Emergent Bell Phase in an Electro-Nanomechanical Quantum Simulator
David Ullrich, Marta Cagetti, Stefan Forstner, Adrian Bachtold, Anna Sanpera
TL;DR
Two parallel suspended carbon nanotubes with four quantum dots each are proposed as a quasi-2D electro-nanomechanical quantum simulator to study strongly correlated electron-phonon systems. The model includes electron hopping $t$, on-site repulsion $U$, inter-tube Coulomb interaction $V$, and a spectrum of phonon modes with frequencies $\omega_{\mu}$ coupled through $g_{i\mu}$; applying the Lang-Firsov transformation yields an effective attractive interaction $\hat{H}_{\tilde{U}}$ that competes with $U$, enabling tractable analysis. Numerical results reveal three electronic ground-state regimes—Mott, Bell, and Paired—along with an intermediate, highly entangled state; the Bell phase exhibits maximal electronic entanglement across tubes and nonzero mutual information in the phonons, while the negativity remains zero, indicating classical phonon correlations.

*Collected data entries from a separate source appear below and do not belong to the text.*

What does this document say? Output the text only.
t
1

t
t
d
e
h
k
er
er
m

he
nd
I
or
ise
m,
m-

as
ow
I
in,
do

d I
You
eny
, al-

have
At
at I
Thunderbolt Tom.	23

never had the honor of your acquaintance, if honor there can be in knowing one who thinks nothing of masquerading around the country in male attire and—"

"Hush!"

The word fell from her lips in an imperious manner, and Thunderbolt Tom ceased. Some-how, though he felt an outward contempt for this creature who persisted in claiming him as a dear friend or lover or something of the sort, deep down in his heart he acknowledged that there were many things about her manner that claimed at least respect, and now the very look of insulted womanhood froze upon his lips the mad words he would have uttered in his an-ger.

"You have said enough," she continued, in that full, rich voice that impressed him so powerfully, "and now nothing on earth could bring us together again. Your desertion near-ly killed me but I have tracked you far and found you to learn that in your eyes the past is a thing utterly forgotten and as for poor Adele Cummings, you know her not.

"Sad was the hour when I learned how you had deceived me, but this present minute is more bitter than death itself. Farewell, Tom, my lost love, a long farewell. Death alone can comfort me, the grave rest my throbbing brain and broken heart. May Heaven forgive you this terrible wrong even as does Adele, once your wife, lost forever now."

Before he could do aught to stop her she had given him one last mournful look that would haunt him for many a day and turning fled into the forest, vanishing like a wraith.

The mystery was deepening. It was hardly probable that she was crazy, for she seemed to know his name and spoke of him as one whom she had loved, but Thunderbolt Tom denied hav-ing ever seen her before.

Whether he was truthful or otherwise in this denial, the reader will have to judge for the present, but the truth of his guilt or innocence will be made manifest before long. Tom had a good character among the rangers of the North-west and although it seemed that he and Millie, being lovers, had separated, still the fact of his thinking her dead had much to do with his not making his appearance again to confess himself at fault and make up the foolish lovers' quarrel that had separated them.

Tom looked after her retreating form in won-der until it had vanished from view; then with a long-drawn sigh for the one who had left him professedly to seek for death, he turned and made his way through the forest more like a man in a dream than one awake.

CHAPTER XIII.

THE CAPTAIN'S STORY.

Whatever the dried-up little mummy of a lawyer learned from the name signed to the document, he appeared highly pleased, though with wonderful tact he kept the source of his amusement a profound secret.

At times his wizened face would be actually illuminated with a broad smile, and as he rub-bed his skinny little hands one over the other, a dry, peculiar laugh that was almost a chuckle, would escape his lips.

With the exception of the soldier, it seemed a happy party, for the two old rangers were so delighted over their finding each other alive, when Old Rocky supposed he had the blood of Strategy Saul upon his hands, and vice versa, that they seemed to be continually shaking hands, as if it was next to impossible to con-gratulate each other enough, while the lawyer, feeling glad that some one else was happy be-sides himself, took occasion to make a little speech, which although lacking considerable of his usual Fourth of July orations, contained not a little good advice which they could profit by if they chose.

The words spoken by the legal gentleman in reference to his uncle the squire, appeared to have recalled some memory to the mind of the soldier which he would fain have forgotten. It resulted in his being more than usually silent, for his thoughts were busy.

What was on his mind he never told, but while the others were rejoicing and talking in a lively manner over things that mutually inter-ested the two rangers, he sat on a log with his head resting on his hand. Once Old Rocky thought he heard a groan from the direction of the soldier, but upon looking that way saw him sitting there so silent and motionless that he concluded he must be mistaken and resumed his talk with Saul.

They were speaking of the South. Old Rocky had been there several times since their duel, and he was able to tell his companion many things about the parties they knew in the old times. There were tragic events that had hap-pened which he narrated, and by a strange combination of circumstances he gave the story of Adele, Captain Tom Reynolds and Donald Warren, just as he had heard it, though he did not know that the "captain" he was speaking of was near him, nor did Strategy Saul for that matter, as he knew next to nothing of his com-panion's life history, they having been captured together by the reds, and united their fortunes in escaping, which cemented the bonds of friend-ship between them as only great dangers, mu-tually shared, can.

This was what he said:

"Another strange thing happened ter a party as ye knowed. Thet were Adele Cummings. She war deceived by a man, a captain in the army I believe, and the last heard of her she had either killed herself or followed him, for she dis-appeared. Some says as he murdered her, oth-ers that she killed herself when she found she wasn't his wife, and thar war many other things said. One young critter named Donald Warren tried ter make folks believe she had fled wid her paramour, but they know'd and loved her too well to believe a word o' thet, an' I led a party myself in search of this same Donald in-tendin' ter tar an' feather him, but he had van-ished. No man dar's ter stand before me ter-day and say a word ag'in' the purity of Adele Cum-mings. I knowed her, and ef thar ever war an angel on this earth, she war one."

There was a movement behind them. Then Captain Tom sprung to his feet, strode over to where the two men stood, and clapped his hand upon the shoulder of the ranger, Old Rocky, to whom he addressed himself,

The study shows the Bell phase persists under finite tunneling $t$ and inter-tube coupling $V$, and argues that the proposed platform is within reach of current CNT fabrication and gating techniques for quantum simulation of strongly correlated materials.
Abstract
Suspended carbon nanotubes hosting electrostatically defined quantum dots allow for exceptionally strong and tunable electromechanical coupling as well as mechanical modes that can reach the quantum ground state of motion simply by cryogenic cooling. This makes them a unique platform for quantum simulation of electron-phonon coupling. Here, we propose an experimentally realisable setup with two such carbon nanotubes in parallel, each hosting four quantum dots. Our system not only exhibits phonon-mediated electron-electron attraction, but also supports a robust, maximally entangled Bell phase at mesoscopic scales shared across the subsystems. These features highlight its potential as a simulator of strongly correlated quantum systems.